In this paper we have introduced a measure of information content (IC) for any basic belief assignment (BBA). This IC measure based on an effective measure of uncertainty of BBAs is quite simple to calculate, and it reflects somehow the informational strength and easiness ability to make a decision based on any belief mass function. We have also shown how it is possible to identify the contribution of each focal element of the BBA to this information content measure thanks to the information granule vector.
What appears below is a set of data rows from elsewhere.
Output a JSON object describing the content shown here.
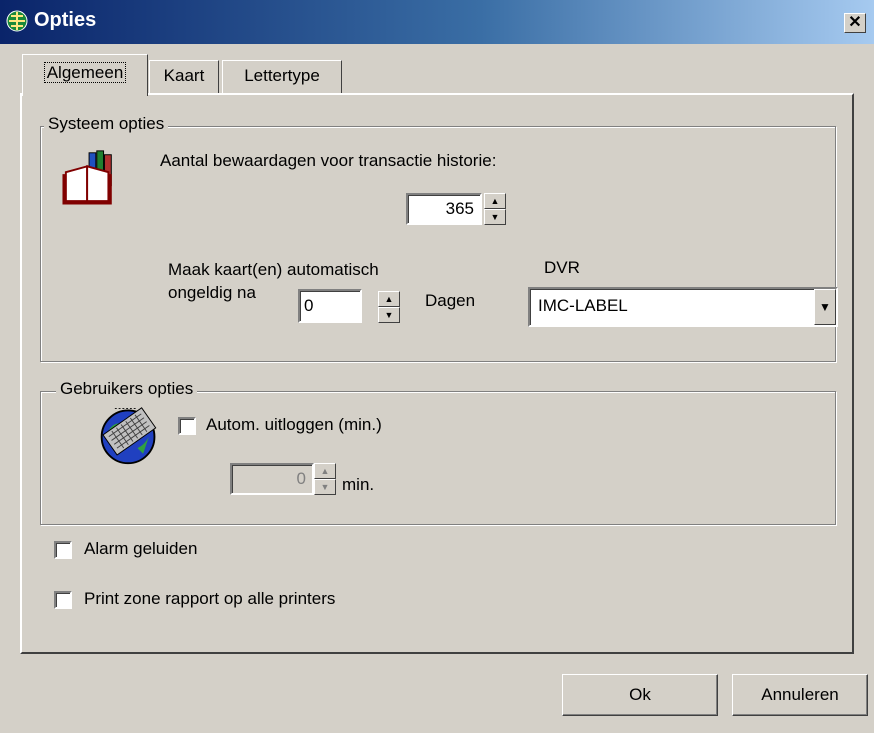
{
  "window": {
    "title": "Opties",
    "close_symbol": "✕"
  },
  "tabs": [
    {
      "label": "Algemeen",
      "active": true
    },
    {
      "label": "Kaart",
      "active": false
    },
    {
      "label": "Lettertype",
      "active": false
    }
  ],
  "systeem": {
    "legend": "Systeem opties",
    "history_label": "Aantal bewaardagen voor transactie historie:",
    "history_value": "365",
    "invalid_label_line1": "Maak kaart(en) automatisch",
    "invalid_label_line2": "ongeldig na",
    "invalid_value": "0",
    "invalid_unit": "Dagen",
    "dvr_label": "DVR",
    "dvr_value": "IMC-LABEL"
  },
  "gebruikers": {
    "legend": "Gebruikers opties",
    "autologout_label": "Autom. uitloggen (min.)",
    "autologout_checked": false,
    "minutes_value": "0",
    "minutes_unit": "min."
  },
  "options": {
    "alarm_label": "Alarm geluiden",
    "alarm_checked": false,
    "print_label": "Print zone rapport op alle printers",
    "print_checked": false
  },
  "buttons": {
    "ok": "Ok",
    "cancel": "Annuleren"
  },
  "colors": {
    "titlebar_start": "#0a246a",
    "titlebar_end": "#a6caf0",
    "face": "#d4d0c8"
  }
}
This new IC measure is also interesting because it allows to well quantify the information loss or gain between two BBAs, and thus as perspectives we could use it to quantify precisely and compare the performances of information processing using belief functions (like fusion rules, belief conditioning, etc.). We hope that this new theoretical IC measure will open interesting tracks for forthcoming research works on reasoning about uncertainty with belief functions.